Construction of the network of hub genes and related microRNAs
Next, we used TargetScanHuman  and DIANA  software to identify miRNAs that target the hub genes. As shown in Figure 5, hsa-miR-34a-5p potentially targets TP53 and VEGFA, and hsa-miR-15a-5p potentially targets TP53 and RPS27A. VEGFA is highly expressed in osteoblast precursors  and induces osteogenic differentiation [25, 26], which suggests its potential role in bone turnover. Previous reports suggest that miR-16-5p, miR-20b-3p, miR-15a-5p, and miR-34a-5p regulate osteogenesis [27–30]. QRT-PCR analysis of serum samples showed significantly high miR-16-5p levels and significantly reduced VEGFA levels in the osteoporosis patients compared with the healthy subjects (Supplementary Figure 1 and Figure 7A). Therefore, we selected the miR-16-5p/VEGFA axis to validate further.
MiR-16-5p is upregulated in osteoporosis patients and exerts negative effect on osteogenic differentiation
QRT-PCR analyses showed that miR-16-5p levels were significantly higher in the post-menopausal osteoporosis patients compared to postmenopausal women without osteoporosis (n=10 each; Figure 6A). Furthermore, we analyzed miR-16-5p and VEGFA levels in control hMSCs and hMSCs transfected with agomiR-NC, agomiR-16-5p, antagomiR-NC, and antagomiR-16-5p. The miR-16-5p levels inversely correlated with VEGFA protein expression compared to the corresponding controls (Figure 6B and Figure 7D). Moreover, the expression of osteogenic genes, ALP, OCN, and RUNX2 were significantly increased in the antagomiR-16-5p group, but significantly reduced in the agomiR-16-5p group (Figure 6C). This suggests that miR-16-5p suppresses osteogenesis. Furthermore, alizarin red staining showed increased calcium deposition in the antagomiR-16-5p group compared to the corresponding controls (Figure 6D–6E). This suggests that miR-16-5p expression decreases bone density.

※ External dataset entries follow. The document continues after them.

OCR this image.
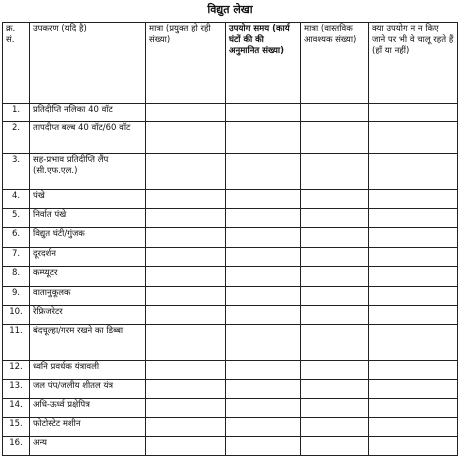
विद्युत लेखा
क्र. सं.	उपकरण (यदि है)	मात्रा (प्रयुक्त हो रही संख्या)	उपयोग समय (कार्य घंटों की की अनुमानित संख्या)	मात्रा (वास्तविक आवश्यक संख्या)	क्या उपयोग न न किए जाने पर भी वे चालू रहते हैं (हाँ या नहीं)
1.	प्रतिदीप्ति नलिका 40 वॉट				
2.	तापदीप्त बल्ब 40 वॉट/60 वॉट				
3.	सह-प्रभाव प्रतिदीप्ति लैंप (सी.एफ.एल.)				
4.	पंखे				
5.	निर्वात पंखे				
6.	विद्युत घंटी/गुंजक				
7.	दूरदर्शन				
8.	कम्प्यूटर				
9.	वातानुकूलक				
10.	रेफ्रिजरेटर				
11.	बंदचूल्हा/गरम रखने का डिब्बा				
12.	ध्वनि प्रवर्धक यंत्रावली				
13.	जल पंप/जलीय शीतल यंत्र				
14.	अधि-ऊर्ध्व प्रक्षेपित्र				
15.	फोटोस्टेट मशीन				
16.	अन्य				
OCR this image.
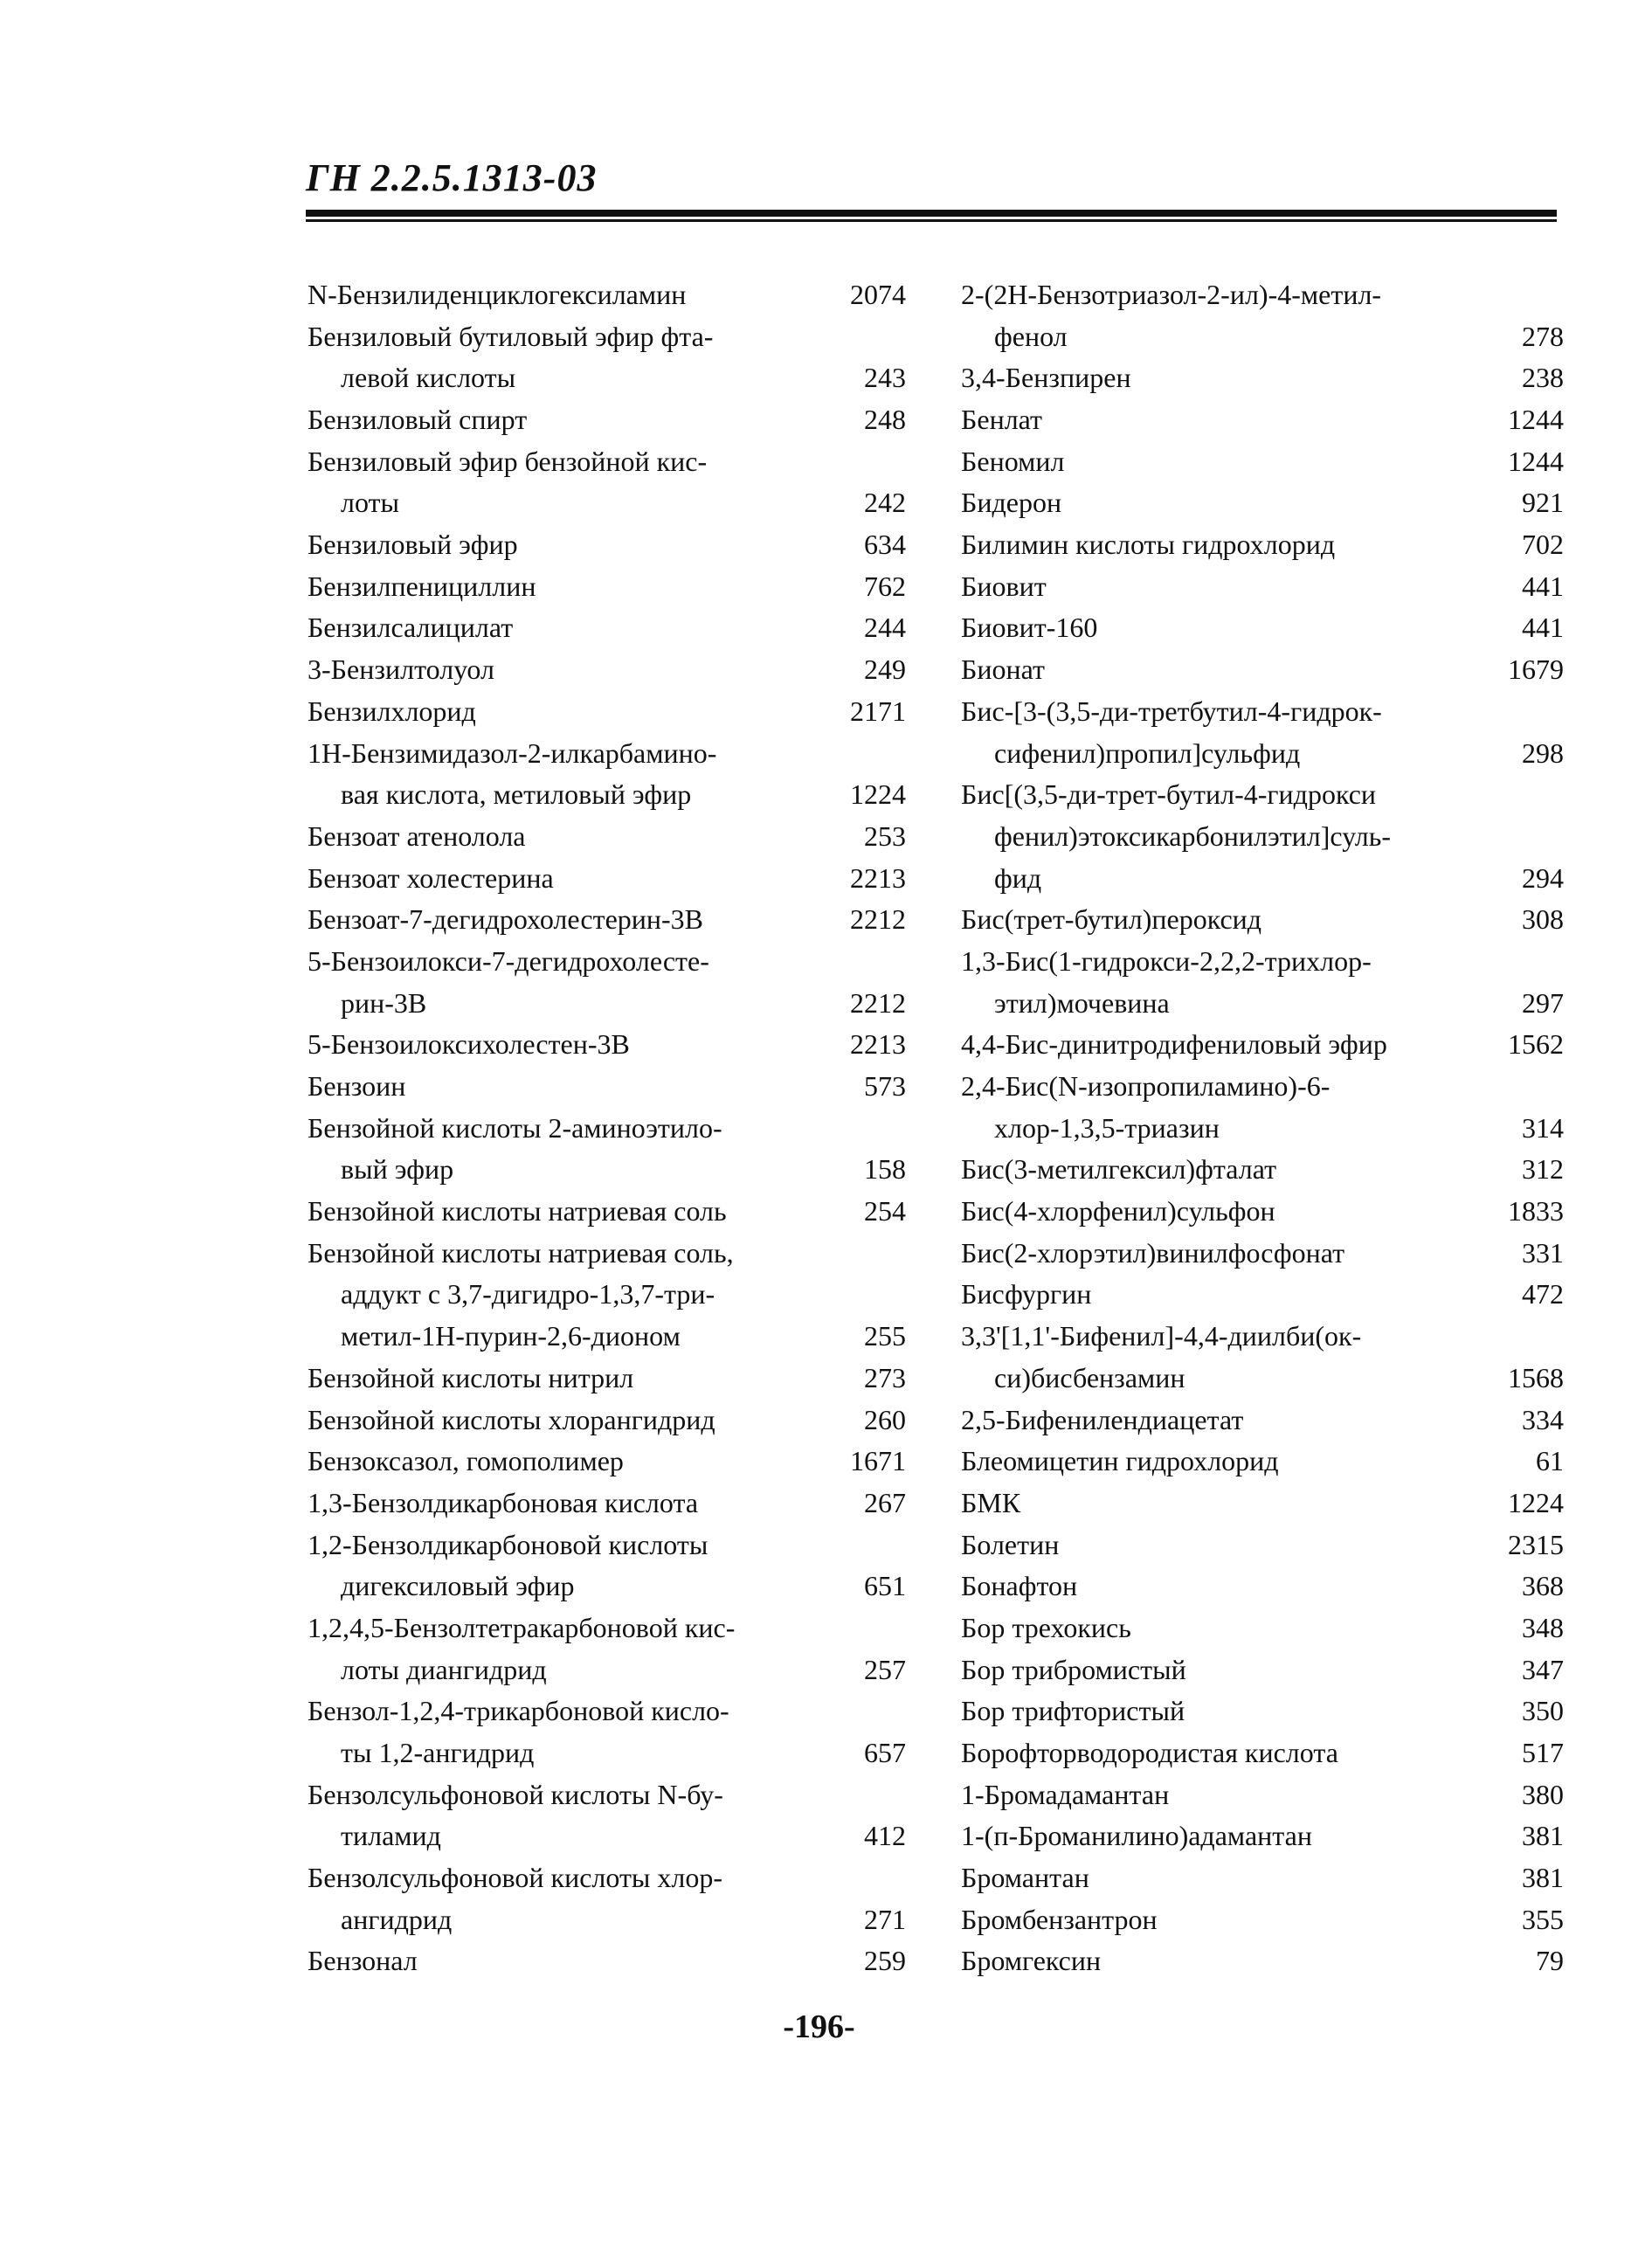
ГН 2.2.5.1313-03
N-Бензилиденциклогексиламин	2074
Бензиловый бутиловый эфир фта-
левой кислоты	243
Бензиловый спирт	248
Бензиловый эфир бензойной кис-
лоты	242
Бензиловый эфир	634
Бензилпенициллин	762
Бензилсалицилат	244
3-Бензилтолуол	249
Бензилхлорид	2171
1Н-Бензимидазол-2-илкарбамино-
вая кислота, метиловый эфир	1224
Бензоат атенолола	253
Бензоат холестерина	2213
Бензоат-7-дегидрохолестерин-3В	2212
5-Бензоилокси-7-дегидрохолесте-
рин-3В	2212
5-Бензоилоксихолестен-3В	2213
Бензоин	573
Бензойной кислоты 2-аминоэтило-
вый эфир	158
Бензойной кислоты натриевая соль	254
Бензойной кислоты натриевая соль,
аддукт с 3,7-дигидро-1,3,7-три-
метил-1Н-пурин-2,6-дионом	255
Бензойной кислоты нитрил	273
Бензойной кислоты хлорангидрид	260
Бензоксазол, гомополимер	1671
1,3-Бензолдикарбоновая кислота	267
1,2-Бензолдикарбоновой кислоты
дигексиловый эфир	651
1,2,4,5-Бензолтетракарбоновой кис-
лоты диангидрид	257
Бензол-1,2,4-трикарбоновой кисло-
ты 1,2-ангидрид	657
Бензолсульфоновой кислоты N-бу-
тиламид	412
Бензолсульфоновой кислоты хлор-
ангидрид	271
Бензонал	259
2-(2Н-Бензотриазол-2-ил)-4-метил-
фенол	278
3,4-Бензпирен	238
Бенлат	1244
Беномил	1244
Бидерон	921
Билимин кислоты гидрохлорид	702
Биовит	441
Биовит-160	441
Бионат	1679
Бис-[3-(3,5-ди-третбутил-4-гидрок-
сифенил)пропил]сульфид	298
Бис[(3,5-ди-трет-бутил-4-гидрокси
фенил)этоксикарбонилэтил]суль-
фид	294
Бис(трет-бутил)пероксид	308
1,3-Бис(1-гидрокси-2,2,2-трихлор-
этил)мочевина	297
4,4-Бис-динитродифениловый эфир	1562
2,4-Бис(N-изопропиламино)-6-
хлор-1,3,5-триазин	314
Бис(3-метилгексил)фталат	312
Бис(4-хлорфенил)сульфон	1833
Бис(2-хлорэтил)винилфосфонат	331
Бисфургин	472
3,3'[1,1'-Бифенил]-4,4-диилби(ок-
си)бисбензамин	1568
2,5-Бифенилендиацетат	334
Блеомицетин гидрохлорид	61
БМК	1224
Болетин	2315
Бонафтон	368
Бор трехокись	348
Бор трибромистый	347
Бор трифтористый	350
Борофторводородистая кислота	517
1-Бромадамантан	380
1-(п-Броманилино)адамантан	381
Бромантан	381
Бромбензантрон	355
Бромгексин	79
-196-
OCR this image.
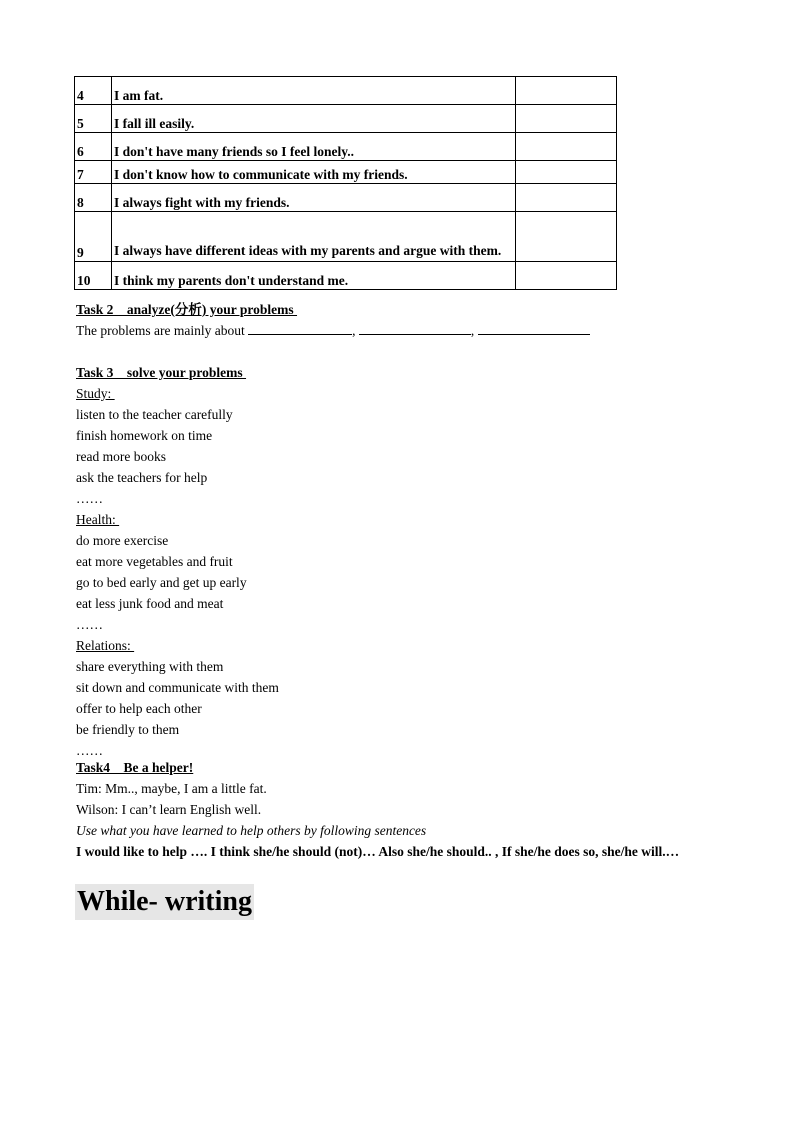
4	I am fat.	
5	I fall ill easily.	
6	I don't have many friends so I feel lonely..	
7	I don't know how to communicate with my friends.	
8	I always fight with my friends.	
9	I always have different ideas with my parents and argue with them.	
10	I think my parents don't understand me.	
Task 2    analyze(分析) your problems
The problems are mainly about	,	,
Task 3    solve your problems
Study:
listen to the teacher carefully
finish homework on time
read more books
ask the teachers for help
……
Health:
do more exercise
eat more vegetables and fruit
go to bed early and get up early
eat less junk food and meat
……
Relations:
share everything with them
sit down and communicate with them
offer to help each other
be friendly to them
……
Task4    Be a helper!
Tim: Mm.., maybe, I am a little fat.
Wilson: I can’t learn English well.
Use what you have learned to help others by following sentences
I would like to help …. I think she/he should (not)… Also she/he should.. , If she/he does so, she/he will.…
While- writing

Figure 6. High miR-16-5p levels inhibit osteogenic differentiation in osteoporosis patients and hMSCs. (A) QRT-PCR analysis of miR-16-5p levels in postmenopausal patients with or without osteoporosis (n=10 per group). (B) QRT-PCR analysis of miR-16-5p levels in control hMSCs and hMSCs transfected with agomiR-NC, agomiR-16-5p, antagomiR-NC, and antagomiR-16-5p is shown. (C) QRT-PCR analysis shows the relative expression of osteogenic marker genes, ALP, OCN and RUNX2, in control hMSCs and hMSCs transfected with agomiR-NC, agomiR-16-5p, antagomiR-NC, and antagomiR-16-5p. (D, E) Alizarin red staining shows calcium deposition in control hMSCs and hMSCs transfected with agomiR-NC, agomiR-16-5p, antagomiR-NC, and antagomiR-16-5p for 21 days. Scale bar = 10 mm. Note: The data are represented as means ± SD. *p < 0.05, **p < 0.01, ***p < 0.001.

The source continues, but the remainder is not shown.